Totally ruined our 10th anniversary.
Dr: Your Mom is like regular moms except we lost her in surgery.
Me: Did you just use a joke format to tell me my mom died
Dr: yep
Hell hath no fury like a toddler who can’t get the dinosaur on his shirt to eat its food
My toddler took a sip of my margarita and made an adorable pucker-face. She went back for a 2nd sip and giggled. After sips 3 & 4 she called her daycare friends to say she missed them. Things got ugly with sip 5 when she started blaming her stuffed animals for society’s problems.
little bit about me: i once saw Brad Pitt at a bar back in the late 90’s. he was smoking so i walked up & asked for a light. he handed me his lighter but i didn’t have a cigarette so i just flicked on the lighter & said “oh cool it works” gave it back & walked away
“You’ve got a friend in me.”
– Cannibals, probably
Omg, do you mind? I’m busy. This dinner isn’t going to peel back plastic, stir and add 3 minutes to itself.
I’ve licked everything so everything is mine now
~ toddlers
the absolute shock I feel when someone brings up something I tweeted in person??? like no that was PRIVATE, it was between me and the entire internet
Friend: hey man what happened to your hand?
Me: just a little boo boo.
Friend: so I see. Is that a paw patrol band-aid?
Me: you know damn well it’s a paw patrol band-aid Steve.
guys, i almost wrote an inspirational tweet what is happening
She went out this morning for milk and lovingly announced upon her return that she’d bought me two donuts, then when I wasn’t looking she unlovingly ate one.
The government isn’t using twitter to spy on you. They are using EVERYTHING to spy on you. Amazon? Spy. That banana? Spy. Your mom? Spy.
dracula is the original vampire, which means all other vampires are technically his kids. but has he ever paid child support?? dracula is nothing but a deadbeat dad, that’s why he can’t look at himself in the mirror, he’s too ashamed
You don’t need to put “liquid” in front of “diarrhea”. We get it.

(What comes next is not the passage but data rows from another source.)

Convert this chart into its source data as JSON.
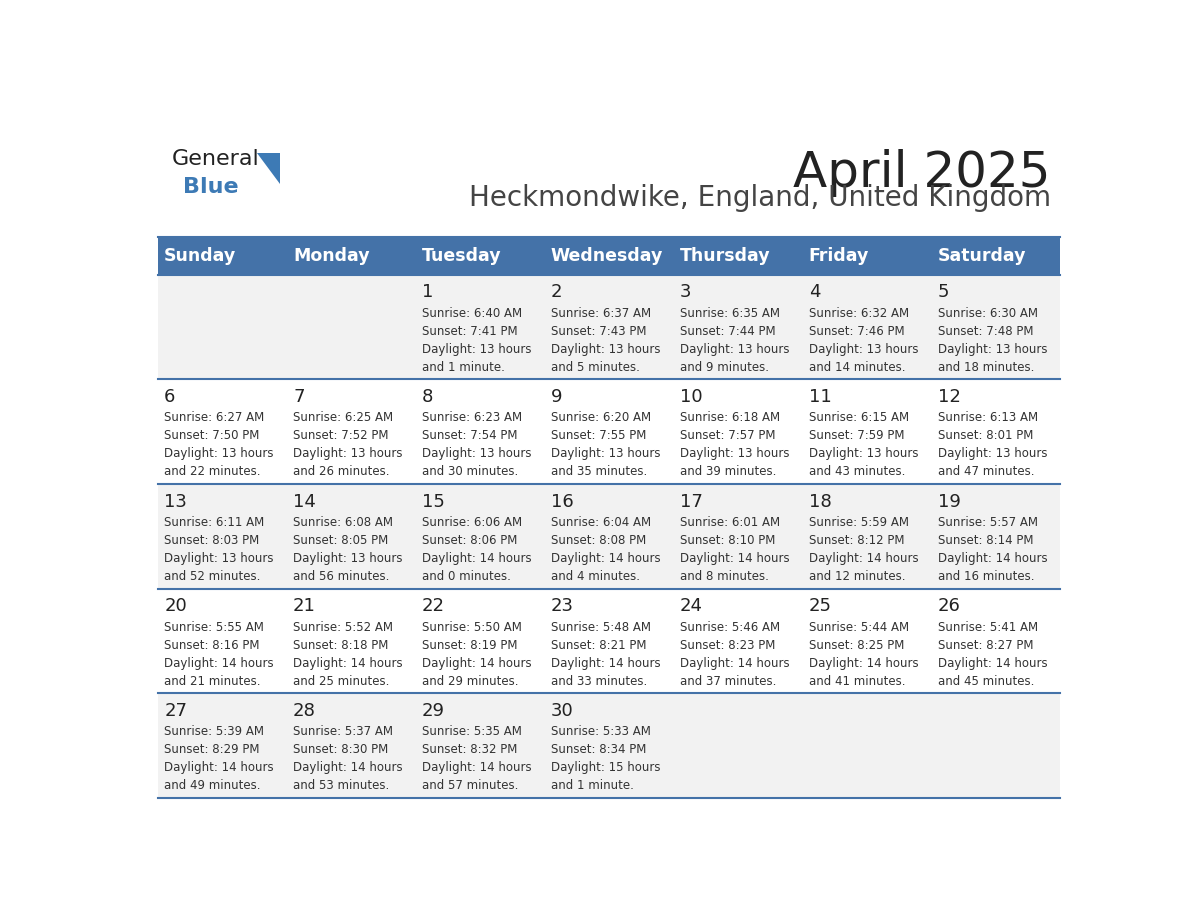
{
  "title": "April 2025",
  "subtitle": "Heckmondwike, England, United Kingdom",
  "days_of_week": [
    "Sunday",
    "Monday",
    "Tuesday",
    "Wednesday",
    "Thursday",
    "Friday",
    "Saturday"
  ],
  "header_bg": "#4472a8",
  "header_text": "#ffffff",
  "row_bg_even": "#f2f2f2",
  "row_bg_odd": "#ffffff",
  "separator_color": "#4472a8",
  "title_color": "#222222",
  "subtitle_color": "#444444",
  "day_number_color": "#222222",
  "cell_text_color": "#333333",
  "calendar_data": [
    [
      {
        "day": null,
        "text": ""
      },
      {
        "day": null,
        "text": ""
      },
      {
        "day": "1",
        "text": "Sunrise: 6:40 AM\nSunset: 7:41 PM\nDaylight: 13 hours\nand 1 minute."
      },
      {
        "day": "2",
        "text": "Sunrise: 6:37 AM\nSunset: 7:43 PM\nDaylight: 13 hours\nand 5 minutes."
      },
      {
        "day": "3",
        "text": "Sunrise: 6:35 AM\nSunset: 7:44 PM\nDaylight: 13 hours\nand 9 minutes."
      },
      {
        "day": "4",
        "text": "Sunrise: 6:32 AM\nSunset: 7:46 PM\nDaylight: 13 hours\nand 14 minutes."
      },
      {
        "day": "5",
        "text": "Sunrise: 6:30 AM\nSunset: 7:48 PM\nDaylight: 13 hours\nand 18 minutes."
      }
    ],
    [
      {
        "day": "6",
        "text": "Sunrise: 6:27 AM\nSunset: 7:50 PM\nDaylight: 13 hours\nand 22 minutes."
      },
      {
        "day": "7",
        "text": "Sunrise: 6:25 AM\nSunset: 7:52 PM\nDaylight: 13 hours\nand 26 minutes."
      },
      {
        "day": "8",
        "text": "Sunrise: 6:23 AM\nSunset: 7:54 PM\nDaylight: 13 hours\nand 30 minutes."
      },
      {
        "day": "9",
        "text": "Sunrise: 6:20 AM\nSunset: 7:55 PM\nDaylight: 13 hours\nand 35 minutes."
      },
      {
        "day": "10",
        "text": "Sunrise: 6:18 AM\nSunset: 7:57 PM\nDaylight: 13 hours\nand 39 minutes."
      },
      {
        "day": "11",
        "text": "Sunrise: 6:15 AM\nSunset: 7:59 PM\nDaylight: 13 hours\nand 43 minutes."
      },
      {
        "day": "12",
        "text": "Sunrise: 6:13 AM\nSunset: 8:01 PM\nDaylight: 13 hours\nand 47 minutes."
      }
    ],
    [
      {
        "day": "13",
        "text": "Sunrise: 6:11 AM\nSunset: 8:03 PM\nDaylight: 13 hours\nand 52 minutes."
      },
      {
        "day": "14",
        "text": "Sunrise: 6:08 AM\nSunset: 8:05 PM\nDaylight: 13 hours\nand 56 minutes."
      },
      {
        "day": "15",
        "text": "Sunrise: 6:06 AM\nSunset: 8:06 PM\nDaylight: 14 hours\nand 0 minutes."
      },
      {
        "day": "16",
        "text": "Sunrise: 6:04 AM\nSunset: 8:08 PM\nDaylight: 14 hours\nand 4 minutes."
      },
      {
        "day": "17",
        "text": "Sunrise: 6:01 AM\nSunset: 8:10 PM\nDaylight: 14 hours\nand 8 minutes."
      },
      {
        "day": "18",
        "text": "Sunrise: 5:59 AM\nSunset: 8:12 PM\nDaylight: 14 hours\nand 12 minutes."
      },
      {
        "day": "19",
        "text": "Sunrise: 5:57 AM\nSunset: 8:14 PM\nDaylight: 14 hours\nand 16 minutes."
      }
    ],
    [
      {
        "day": "20",
        "text": "Sunrise: 5:55 AM\nSunset: 8:16 PM\nDaylight: 14 hours\nand 21 minutes."
      },
      {
        "day": "21",
        "text": "Sunrise: 5:52 AM\nSunset: 8:18 PM\nDaylight: 14 hours\nand 25 minutes."
      },
      {
        "day": "22",
        "text": "Sunrise: 5:50 AM\nSunset: 8:19 PM\nDaylight: 14 hours\nand 29 minutes."
      },
      {
        "day": "23",
        "text": "Sunrise: 5:48 AM\nSunset: 8:21 PM\nDaylight: 14 hours\nand 33 minutes."
      },
      {
        "day": "24",
        "text": "Sunrise: 5:46 AM\nSunset: 8:23 PM\nDaylight: 14 hours\nand 37 minutes."
      },
      {
        "day": "25",
        "text": "Sunrise: 5:44 AM\nSunset: 8:25 PM\nDaylight: 14 hours\nand 41 minutes."
      },
      {
        "day": "26",
        "text": "Sunrise: 5:41 AM\nSunset: 8:27 PM\nDaylight: 14 hours\nand 45 minutes."
      }
    ],
    [
      {
        "day": "27",
        "text": "Sunrise: 5:39 AM\nSunset: 8:29 PM\nDaylight: 14 hours\nand 49 minutes."
      },
      {
        "day": "28",
        "text": "Sunrise: 5:37 AM\nSunset: 8:30 PM\nDaylight: 14 hours\nand 53 minutes."
      },
      {
        "day": "29",
        "text": "Sunrise: 5:35 AM\nSunset: 8:32 PM\nDaylight: 14 hours\nand 57 minutes."
      },
      {
        "day": "30",
        "text": "Sunrise: 5:33 AM\nSunset: 8:34 PM\nDaylight: 15 hours\nand 1 minute."
      },
      {
        "day": null,
        "text": ""
      },
      {
        "day": null,
        "text": ""
      },
      {
        "day": null,
        "text": ""
      }
    ]
  ],
  "logo_text_general": "General",
  "logo_text_blue": "Blue",
  "logo_color_general": "#222222",
  "logo_color_blue": "#3d7ab5",
  "logo_triangle_color": "#3d7ab5"
}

If elected I will pour out three fingers of scotch and fill the bottle back up with water so my dad doesn’t notice.
Canadian Thanksgiving isn’t the same day as Thanksgiving in the US because Canadians already put gravy on everything every day.
No YOUR a grammar nazi!
I stopped at a combination Taco Bell and gas station to eat and get gas. Pumps were down, but…mission accomplished.
When my son handed me my wallet I realized something important.
He’s a pickpocket.
My son just lost a tooth and wants money, not soy sauce packets this time.